目を閉じると感じられるものがある、と少し前に書きました。
映画「スター・ウォーズ」シリーズの中でも、主人公がフォースと言う力を発揮する時には目を閉ざして自分の感覚に従います。
フォースは翻訳では理力と訳されていますが、この理と言うのは宋の時代の思想である朱子学の言葉です。
朱子学は実は道思想と対立する儒教の一派でありながら、陰陽思想を取り入れた革新的な派で、理とはすなわち陰陽(太極マーク)に象徴されるタオのことだそうです。
我々が「タオにのっとって生きよ」と言うのと同じように、朱子学では「理に従う」と言います。
スター・ウォーズではこれをフォースと言っています。すなわち、フォース=理=タオです。
フォースの真実を求めて偉大な師父であるヨーダに師事をしにいった主人公は「お前はなにを求めている? 冒険もスリルと興奮も、我々は求めていない」と基本、彼には道を得ることが出来ないと諭されます。
それでも修行を始めた主人公でしたが、なかなかその力を得ることはできません。
それに対して師父は「お前は初めからできないと思っている」「できるかできないなどない。やってみるもない。ただやるだけだ」と言われます。主人公はフォースを得るには「怒りっぽい」「修行を始めるのが遅すぎる」だそうです。
これは、英才教育の有無という問題ではないと思われます。
自我が心を濁らせているということだと感じます。
我々の修行では、目を閉じれば感覚が開くというところから始めます。
次の段階ではほかの五感にもとらわれないことを目指します。
感覚器官である五感は、同時に自我の影響を受けやすくもあります。
恐れや驚きなど、自我が感じたがっている幻にあまりにダイレクトに影響を受けます。
心の目を閉ざす。自我の波立ちを鎮めることで、その奥にある体の深くが感じていることがわかってきます。

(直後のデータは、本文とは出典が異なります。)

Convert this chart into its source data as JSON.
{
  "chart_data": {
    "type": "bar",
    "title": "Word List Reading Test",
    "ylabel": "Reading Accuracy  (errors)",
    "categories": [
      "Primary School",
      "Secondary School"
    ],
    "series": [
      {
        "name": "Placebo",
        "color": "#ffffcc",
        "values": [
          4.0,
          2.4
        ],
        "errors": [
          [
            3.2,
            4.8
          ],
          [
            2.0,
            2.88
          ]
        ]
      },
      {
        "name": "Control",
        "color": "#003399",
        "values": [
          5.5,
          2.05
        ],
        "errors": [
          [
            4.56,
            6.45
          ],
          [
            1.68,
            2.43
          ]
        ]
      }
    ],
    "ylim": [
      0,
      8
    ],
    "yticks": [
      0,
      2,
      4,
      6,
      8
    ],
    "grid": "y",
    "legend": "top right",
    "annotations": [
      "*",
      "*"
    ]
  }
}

霊が見えるとか、運命が見えるなどと言うまじないの類を我々が否定するのもそこにあります。
それらは気功で言う「気」であり、あくまで物質的な感覚、幻、文字通り気のせいにすぎません。そこにとどまってしまうことを魔境と呼び、典型的な迷い道としています。
自分にそのようなことを感じさせるさらなる根本にせまってゆくことがより真実に近づく道です。
これは術にも言えます。
気功で行う武術であるカンフーでは、技を高いものとはみなしません。そこにはまだ、自我がある。
目標としているのは、その先にある、天地の法(タオ)に従った「術」です。
彫像の達人が、作るべき形は初めから素材の石の中にあって、掘り出されるのを待っていると言ったそうです。
我々の言う「術」とは、その、あらかじめ存在している道理を感じ、そこに従うだけのものです。それをするには自我は少しやかましすぎます。
このように、自分の心を澄まして空虚にすることでそこに真実が流れ込むようにすることを「虚」または「無用の用」と言い、大変重視します。
「フォースとは何か?」と問われたヨーダは「それは自然のすべてに働く力だ。そこにもあそこにも常にフォースがある」と答えます。
後付けで特別な何かを獲得するのではありません。
初めからずっとあるものに気づいてゆくのです。
そのような時、心身は無理なく天地に一体化し、自我による疲弊や損傷から回復をし、命が充足していると言います。
このような状態を游と称します。水の流れの中で自由に遊んでいるというような様です。
我々がライフスタイルとして提唱しているのは、このような状態の生き方です。